The lack of consistent funding is eroding discovery research. What will happen when the next crisis hits? We seem to have been ‘lucky’ this time…so far. But the SARS-CoV-2 pandemic has exposed our fragility in the face of infectious disease, and it is far from over. The current pandemic has shown that funding bodies can act rapidly when necessary, and funding can be made available and distributed promptly. However, it is unclear whether COVID-19 funding is diverting more funds away from other discovery research efforts, highlighting the need for distinct pandemic preparedness policies within the government’s strategic research priorities. Moving away from peer-reviewed and investigator-initiated science to increased political governance risks the diversity and depth that we need to face future unknown risks, from global warming to infectious diseases. Cancelling peer-reviewed grant schemes to pay for short-term crisis management is dangerous policy indeed, and now is not the time to undermine the foundations of Australia’s medical and scientific research.
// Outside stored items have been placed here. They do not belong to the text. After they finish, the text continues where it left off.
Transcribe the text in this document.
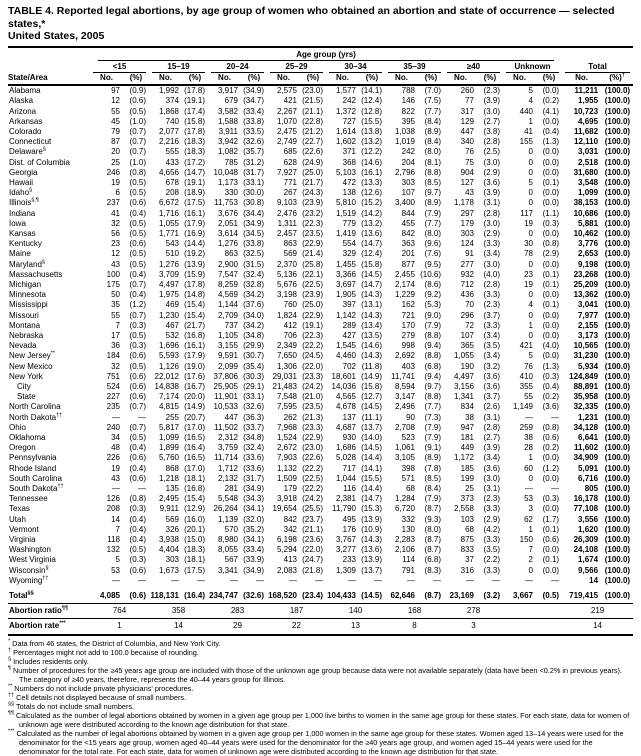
TABLE 4. Reported legal abortions, by age group of women who obtained an abortion and state of occurrence — selected states,*
United States, 2005

	Age group (yrs)																	

	<15		15–19		20–24		25–29		30–34		35–39		≥40		Unknown		Total	

State/Area	No.	(%)	No.	(%)	No.	(%)	No.	(%)	No.	(%)	No.	(%)	No.	(%)	No.	(%)	No.	(%)†
Alabama	97	(0.9)	1,992	(17.8)	3,917	(34.9)	2,575	(23.0)	1,577	(14.1)	788	(7.0)	260	(2.3)	5	(0.0)	11,211	(100.0)
Alaska	12	(0.6)	374	(19.1)	679	(34.7)	421	(21.5)	242	(12.4)	146	(7.5)	77	(3.9)	4	(0.2)	1,955	(100.0)
Arizona	55	(0.5)	1,868	(17.4)	3,582	(33.4)	2,267	(21.1)	1,372	(12.8)	822	(7.7)	317	(3.0)	440	(4.1)	10,723	(100.0)
Arkansas	45	(1.0)	740	(15.8)	1,588	(33.8)	1,070	(22.8)	727	(15.5)	395	(8.4)	129	(2.7)	1	(0.0)	4,695	(100.0)
Colorado	79	(0.7)	2,077	(17.8)	3,911	(33.5)	2,475	(21.2)	1,614	(13.8)	1,038	(8.9)	447	(3.8)	41	(0.4)	11,682	(100.0)
Connecticut	87	(0.7)	2,216	(18.3)	3,942	(32.6)	2,749	(22.7)	1,602	(13.2)	1,019	(8.4)	340	(2.8)	155	(1.3)	12,110	(100.0)
Delaware§	20	(0.7)	555	(18.3)	1,082	(35.7)	685	(22.6)	371	(12.2)	242	(8.0)	76	(2.5)	0	(0.0)	3,031	(100.0)
Dist. of Columbia	25	(1.0)	433	(17.2)	785	(31.2)	628	(24.9)	368	(14.6)	204	(8.1)	75	(3.0)	0	(0.0)	2,518	(100.0)
Georgia	246	(0.8)	4,656	(14.7)	10,048	(31.7)	7,927	(25.0)	5,103	(16.1)	2,796	(8.8)	904	(2.9)	0	(0.0)	31,680	(100.0)
Hawaii	19	(0.5)	678	(19.1)	1,173	(33.1)	771	(21.7)	472	(13.3)	303	(8.5)	127	(3.6)	5	(0.1)	3,548	(100.0)
Idaho§	6	(0.5)	208	(18.9)	330	(30.0)	267	(24.3)	138	(12.6)	107	(9.7)	43	(3.9)	0	(0.0)	1,099	(100.0)
Illinois§,¶	237	(0.6)	6,672	(17.5)	11,753	(30.8)	9,103	(23.9)	5,810	(15.2)	3,400	(8.9)	1,178	(3.1)	0	(0.0)	38,153	(100.0)
Indiana	41	(0.4)	1,716	(16.1)	3,676	(34.4)	2,476	(23.2)	1,519	(14.2)	844	(7.9)	297	(2.8)	117	(1.1)	10,686	(100.0)
Iowa	32	(0.5)	1,055	(17.9)	2,051	(34.9)	1,311	(22.3)	779	(13.2)	455	(7.7)	179	(3.0)	19	(0.3)	5,881	(100.0)
Kansas	56	(0.5)	1,771	(16.9)	3,614	(34.5)	2,457	(23.5)	1,419	(13.6)	842	(8.0)	303	(2.9)	0	(0.0)	10,462	(100.0)
Kentucky	23	(0.6)	543	(14.4)	1,276	(33.8)	863	(22.9)	554	(14.7)	363	(9.6)	124	(3.3)	30	(0.8)	3,776	(100.0)
Maine	12	(0.5)	510	(19.2)	863	(32.5)	569	(21.4)	329	(12.4)	201	(7.6)	91	(3.4)	78	(2.9)	2,653	(100.0)
Maryland§	43	(0.5)	1,276	(13.9)	2,900	(31.5)	2,370	(25.8)	1,455	(15.8)	877	(9.5)	277	(3.0)	0	(0.0)	9,198	(100.0)
Massachusetts	100	(0.4)	3,709	(15.9)	7,547	(32.4)	5,136	(22.1)	3,366	(14.5)	2,455	(10.6)	932	(4.0)	23	(0.1)	23,268	(100.0)
Michigan	175	(0.7)	4,497	(17.8)	8,259	(32.8)	5,676	(22.5)	3,697	(14.7)	2,174	(8.6)	712	(2.8)	19	(0.1)	25,209	(100.0)
Minnesota	50	(0.4)	1,975	(14.8)	4,569	(34.2)	3,198	(23.9)	1,905	(14.3)	1,229	(9.2)	436	(3.3)	0	(0.0)	13,362	(100.0)
Mississippi	35	(1.2)	469	(15.4)	1,144	(37.6)	760	(25.0)	397	(13.1)	162	(5.3)	70	(2.3)	4	(0.1)	3,041	(100.0)
Missouri	55	(0.7)	1,230	(15.4)	2,709	(34.0)	1,824	(22.9)	1,142	(14.3)	721	(9.0)	296	(3.7)	0	(0.0)	7,977	(100.0)
Montana	7	(0.3)	467	(21.7)	737	(34.2)	412	(19.1)	289	(13.4)	170	(7.9)	72	(3.3)	1	(0.0)	2,155	(100.0)
Nebraska	17	(0.5)	532	(16.8)	1,105	(34.8)	706	(22.3)	427	(13.5)	279	(8.8)	107	(3.4)	0	(0.0)	3,173	(100.0)
Nevada	36	(0.3)	1,696	(16.1)	3,155	(29.9)	2,349	(22.2)	1,545	(14.6)	998	(9.4)	365	(3.5)	421	(4.0)	10,565	(100.0)
New Jersey**	184	(0.6)	5,593	(17.9)	9,591	(30.7)	7,650	(24.5)	4,460	(14.3)	2,692	(8.8)	1,055	(3.4)	5	(0.0)	31,230	(100.0)
New Mexico	32	(0.5)	1,126	(19.0)	2,099	(35.4)	1,306	(22.0)	702	(11.8)	403	(6.8)	190	(3.2)	76	(1.3)	5,934	(100.0)
New York	751	(0.6)	22,012	(17.6)	37,806	(30.3)	29,031	(23.3)	18,601	(14.9)	11,741	(9.4)	4,497	(3.6)	410	(0.3)	124,849	(100.0)
City	524	(0.6)	14,838	(16.7)	25,905	(29.1)	21,483	(24.2)	14,036	(15.8)	8,594	(9.7)	3,156	(3.6)	355	(0.4)	88,891	(100.0)
State	227	(0.6)	7,174	(20.0)	11,901	(33.1)	7,548	(21.0)	4,565	(12.7)	3,147	(8.8)	1,341	(3.7)	55	(0.2)	35,958	(100.0)
North Carolina	235	(0.7)	4,815	(14.9)	10,533	(32.6)	7,595	(23.5)	4,678	(14.5)	2,496	(7.7)	834	(2.6)	1,149	(3.6)	32,335	(100.0)
North Dakota††	—	—	255	(20.7)	447	(36.3)	262	(21.3)	137	(11.1)	90	(7.3)	38	(3.1)	—	—	1,231	(100.0)
Ohio	240	(0.7)	5,817	(17.0)	11,502	(33.7)	7,968	(23.3)	4,687	(13.7)	2,708	(7.9)	947	(2.8)	259	(0.8)	34,128	(100.0)
Oklahoma	34	(0.5)	1,099	(16.5)	2,312	(34.8)	1,524	(22.9)	930	(14.0)	523	(7.9)	181	(2.7)	38	(0.6)	6,641	(100.0)
Oregon	48	(0.4)	1,899	(16.4)	3,759	(32.4)	2,672	(23.0)	1,686	(14.5)	1,061	(9.1)	449	(3.9)	28	(0.2)	11,602	(100.0)
Pennsylvania	226	(0.6)	5,760	(16.5)	11,714	(33.6)	7,903	(22.6)	5,028	(14.4)	3,105	(8.9)	1,172	(3.4)	1	(0.0)	34,909	(100.0)
Rhode Island	19	(0.4)	868	(17.0)	1,712	(33.6)	1,132	(22.2)	717	(14.1)	398	(7.8)	185	(3.6)	60	(1.2)	5,091	(100.0)
South Carolina	43	(0.6)	1,218	(18.1)	2,132	(31.7)	1,509	(22.5)	1,044	(15.5)	571	(8.5)	199	(3.0)	0	(0.0)	6,716	(100.0)
South Dakota††	—	—	135	(16.8)	281	(34.9)	179	(22.2)	116	(14.4)	68	(8.4)	25	(3.1)	—	—	805	(100.0)
Tennessee	126	(0.8)	2,495	(15.4)	5,548	(34.3)	3,918	(24.2)	2,381	(14.7)	1,284	(7.9)	373	(2.3)	53	(0.3)	16,178	(100.0)
Texas	208	(0.3)	9,911	(12.9)	26,264	(34.1)	19,654	(25.5)	11,790	(15.3)	6,720	(8.7)	2,558	(3.3)	3	(0.0)	77,108	(100.0)
Utah	14	(0.4)	569	(16.0)	1,139	(32.0)	842	(23.7)	495	(13.9)	332	(9.3)	103	(2.9)	62	(1.7)	3,556	(100.0)
Vermont	7	(0.4)	326	(20.1)	570	(35.2)	342	(21.1)	176	(10.9)	130	(8.0)	68	(4.2)	1	(0.1)	1,620	(100.0)
Virginia	118	(0.4)	3,938	(15.0)	8,980	(34.1)	6,198	(23.6)	3,767	(14.3)	2,283	(8.7)	875	(3.3)	150	(0.6)	26,309	(100.0)
Washington	132	(0.5)	4,404	(18.3)	8,055	(33.4)	5,294	(22.0)	3,277	(13.6)	2,106	(8.7)	833	(3.5)	7	(0.0)	24,108	(100.0)
West Virginia	5	(0.3)	303	(18.1)	567	(33.9)	413	(24.7)	233	(13.9)	114	(6.8)	37	(2.2)	2	(0.1)	1,674	(100.0)
Wisconsin§	53	(0.6)	1,673	(17.5)	3,341	(34.9)	2,083	(21.8)	1,309	(13.7)	791	(8.3)	316	(3.3)	0	(0.0)	9,566	(100.0)
Wyoming††	—	—	—	—	—	—	—	—	—	—	—	—	—	—	—	—	14	(100.0)

Total§§	4,085	(0.6)	118,131	(16.4)	234,747	(32.6)	168,520	(23.4)	104,433	(14.5)	62,646	(8.7)	23,169	(3.2)	3,667	(0.5)	719,415	(100.0)
Abortion ratio¶¶	764		358		283		187		140		168		278				219	
Abortion rate***	1		14		29		22		13		8		3				14	
* Data from 46 states, the District of Columbia, and New York City.
† Percentages might not add to 100.0 because of rounding.
§ Includes residents only.
¶ Number of procedures for the ≥45 years age group are included with those of the unknown age group because data were not available separately (data have been <0.2% in previous years). The category of ≥40 years, therefore, represents the 40–44 years group for Illinois.
** Numbers do not include private physicians' procedures.
†† Cell details not displayed because of small numbers.
§§ Totals do not include small numbers.
¶¶ Calculated as the number of legal abortions obtained by women in a given age group per 1,000 live births to women in the same age group for these states. For each state, data for women of unknown age were distributed according to the known age distribution for that state.
*** Calculated as the number of legal abortions obtained by women in a given age group per 1,000 women in the same age group for these states. Women aged 13–14 years were used for the denominator for the <15 years age group, women aged 40–44 years were used for the denominator for the ≥40 years age group, and women aged 15–44 years were used for the denominator for the total rate. For each state, data for women of unknown age were distributed according to the known age distribution for that state.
The wastage of health and research dollars during the swine flu pandemic was well documented. The Australian Government Review of Australia’s Health Sector Response to Pandemic (H1N1) 2009: Lessons Identified (https://www1.health.gov.au/internet/publications/publishing.nsf/Content/review-2011-l/$File/lessons%20identified-oct11.pdf), emphasised the need for ‘robust science-based decision-making’ and concluded ‘Pandemics are unpredictable and therefore there is a need to remain flexible and adaptable to respond to all levels of threat to the health of Australia’s population’. A brief bonanza in specific funding tends to promote a large amount of opportunistic research at the expense of diverse high-quality research that may serve the nation much better in the future. Australia’s research capacity is part of our nation’s critical infrastructure and deserves our support and respect. It is very easily damaged and will take a long time to rebuild. We degrade it at our peril.
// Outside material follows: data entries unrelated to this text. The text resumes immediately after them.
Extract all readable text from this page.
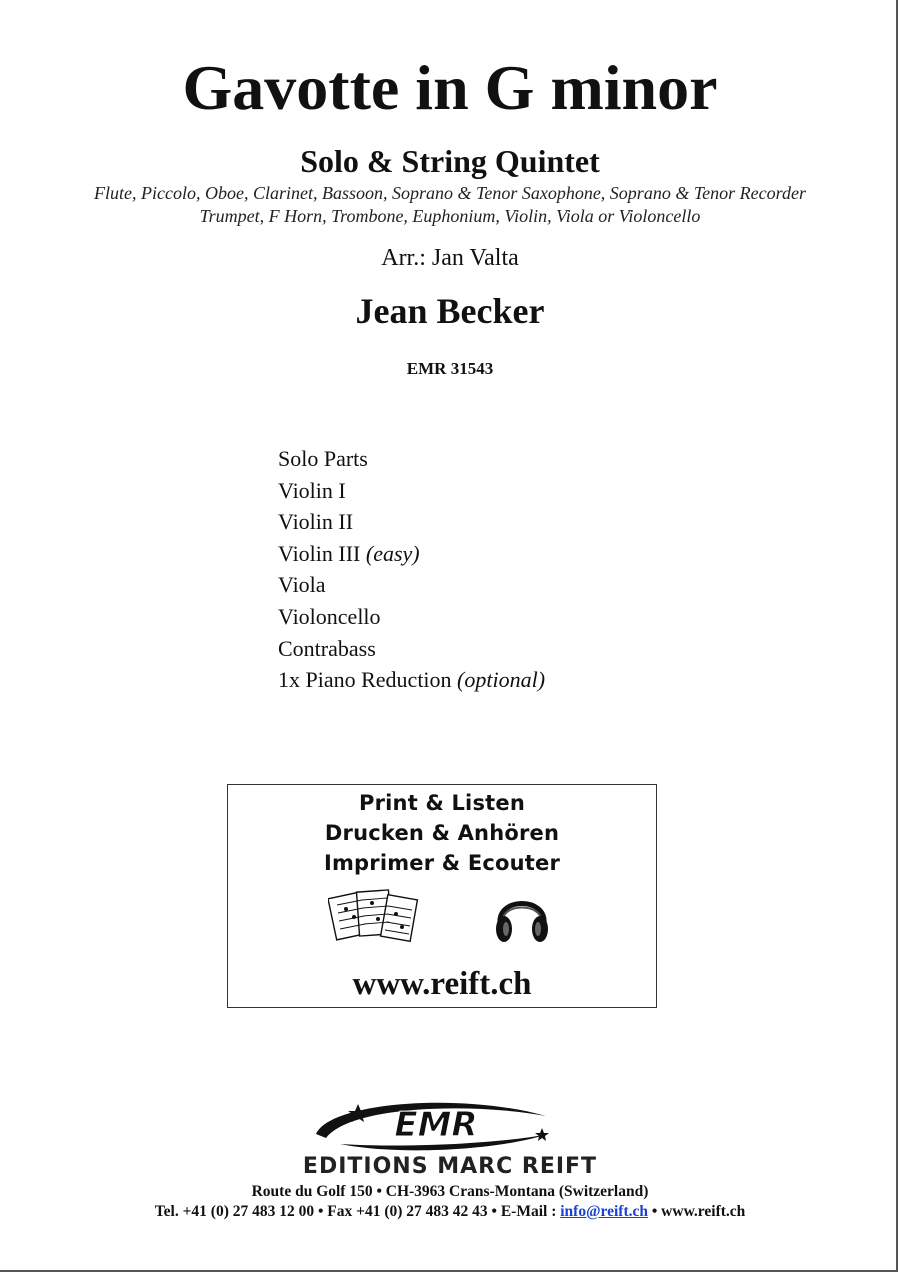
Gavotte in G minor
Solo & String Quintet
Flute, Piccolo, Oboe, Clarinet, Bassoon, Soprano & Tenor Saxophone, Soprano & Tenor Recorder
Trumpet, F Horn, Trombone, Euphonium, Violin, Viola or Violoncello
Arr.: Jan Valta
Jean Becker
EMR 31543
Solo Parts
Violin I
Violin II
Violin III (easy)
Viola
Violoncello
Contrabass
1x Piano Reduction (optional)
Print & Listen
Drucken & Anhören
Imprimer & Ecouter
www.reift.ch
EMR
EDITIONS MARC REIFT
Route du Golf 150 • CH-3963 Crans-Montana (Switzerland)
Tel. +41 (0) 27 483 12 00 • Fax +41 (0) 27 483 42 43 • E-Mail : info@reift.ch • www.reift.ch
New vaccines and drugs cannot be discovered and developed overnight, as evidenced by the current scenario with COVID-19, and to make these breakthroughs requires a nationwide, public shift in the prioritisation of research funding. Australian research needs strong and consistent funding to ensure that fundamental discovery research, which is the basis of all new medical advances, is properly supported to enable us to make the inventions today that will safeguard our health in the future. The current pandemic may be a catalyst for this change.